When you build models in statistics, you will usually test them, making sure the models match real-world situations. The residual is a number that helps you determine how close your theorized model is to the phenomenon in the real world. Residuals are not too hard to understand: They are just numbers that represent how far away a data point is from what it “should be” according to the predicted model.
Mathematically, a residual is the difference between an observed data point and the expected -- or estimated -- value for what that data point should have been. The formula for a residual is R = O - E, where “O” means the observed value and “E” means the expected value. This means that positive values of R show values higher than expected, whereas negative values show values lower than expected. For example, you might have a statistical model that says when a man’s weight is 140 pounds, his height should be 6 feet, or 72 inches. When you go out and collect data, you might find someone who weighs 140 pounds but is 5 feet 9 inches, or 69 inches. The residual is then 69 inches minus 72 inches, giving you a value of negative 3 inches. In other words, the observed data point is 3 inches below the expected value.

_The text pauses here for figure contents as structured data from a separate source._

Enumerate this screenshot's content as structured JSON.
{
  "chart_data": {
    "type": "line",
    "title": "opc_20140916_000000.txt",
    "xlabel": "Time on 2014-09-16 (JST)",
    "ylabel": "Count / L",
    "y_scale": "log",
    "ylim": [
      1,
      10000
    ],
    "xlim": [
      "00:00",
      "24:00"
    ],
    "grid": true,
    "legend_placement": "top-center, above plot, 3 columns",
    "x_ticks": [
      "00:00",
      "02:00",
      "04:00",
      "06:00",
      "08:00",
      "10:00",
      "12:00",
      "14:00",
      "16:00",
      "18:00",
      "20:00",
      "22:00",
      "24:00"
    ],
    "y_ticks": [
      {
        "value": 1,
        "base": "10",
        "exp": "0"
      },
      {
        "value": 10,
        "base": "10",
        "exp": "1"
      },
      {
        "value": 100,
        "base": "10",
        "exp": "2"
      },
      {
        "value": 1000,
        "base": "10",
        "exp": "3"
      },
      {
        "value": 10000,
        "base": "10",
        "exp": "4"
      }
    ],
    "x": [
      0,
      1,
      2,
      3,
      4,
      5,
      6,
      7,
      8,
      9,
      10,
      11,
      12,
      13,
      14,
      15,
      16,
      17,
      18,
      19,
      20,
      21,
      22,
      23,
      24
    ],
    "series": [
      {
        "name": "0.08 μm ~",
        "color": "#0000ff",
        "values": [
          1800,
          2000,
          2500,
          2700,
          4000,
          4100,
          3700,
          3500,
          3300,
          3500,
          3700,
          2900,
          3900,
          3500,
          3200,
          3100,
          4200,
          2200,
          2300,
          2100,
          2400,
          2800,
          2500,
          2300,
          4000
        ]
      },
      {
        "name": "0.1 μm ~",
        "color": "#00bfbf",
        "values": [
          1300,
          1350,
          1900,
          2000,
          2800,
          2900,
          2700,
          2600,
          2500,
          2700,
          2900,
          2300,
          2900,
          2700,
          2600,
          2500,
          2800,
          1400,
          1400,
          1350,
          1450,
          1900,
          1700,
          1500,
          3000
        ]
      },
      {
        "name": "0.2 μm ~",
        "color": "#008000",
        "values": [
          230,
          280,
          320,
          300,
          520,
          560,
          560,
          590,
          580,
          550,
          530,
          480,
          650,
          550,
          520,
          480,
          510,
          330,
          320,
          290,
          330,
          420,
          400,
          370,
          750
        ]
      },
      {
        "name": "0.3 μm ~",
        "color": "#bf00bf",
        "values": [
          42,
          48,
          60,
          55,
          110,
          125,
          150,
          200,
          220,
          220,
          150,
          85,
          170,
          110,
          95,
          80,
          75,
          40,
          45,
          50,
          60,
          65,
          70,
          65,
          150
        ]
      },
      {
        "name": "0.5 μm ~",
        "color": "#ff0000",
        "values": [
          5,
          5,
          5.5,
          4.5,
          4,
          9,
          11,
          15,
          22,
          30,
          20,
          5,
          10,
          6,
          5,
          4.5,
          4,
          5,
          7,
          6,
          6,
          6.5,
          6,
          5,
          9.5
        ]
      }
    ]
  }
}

Residuals are especially useful when you want to check if your theorized model works in the real world. When you create a model and calculate its expected values, you are theorizing. But when you go collect data, you might find that the data don't match the model. One way to find this mismatch between your model and the real world is to calculate residuals. For example, if you find that your residuals are all consistently far away from your estimated values, your model might not have a strong underlying theory. An easy way to use residuals in this way is to plot them.
When you calculate the residuals, you have a handful of numbers, which is hard for humans to interpret. Plotting the residuals can often show you patterns. These patterns can lead you to determine whether the model is a good fit. Two aspects of residuals can help you analyze a plot of residuals. First, residuals for a good model should be scattered on both sides of zero. That is, a plot of residuals should have about the same amount of negative residuals as positive residuals. Second, residuals should appear to be random. If you see a pattern in your residual plot, such as them having a clear linear or curved pattern, your original model could have an error.
Special Residuals: Outliers
Outliers, or residuals of extremely large values, appear unusually far away from the other points on your plot of residuals. When you find a residual that is an outlier in your data set, you must think carefully about it. Some scientists recommend removing outliers because they are “anomalies” or special cases. Others recommend further investigation as to why you have such a large residual. For example, you might be making a model of how stress affects school grades and theorize that more stress usually means worse grades. If your data show this to be true except for one person, who has very low stress and very low grades, you might ask yourself why. Such a person might simply not care about anything, including school, explaining the large residual. In this case, you might consider taking the residual out of your data set because you want to model only students who care about school.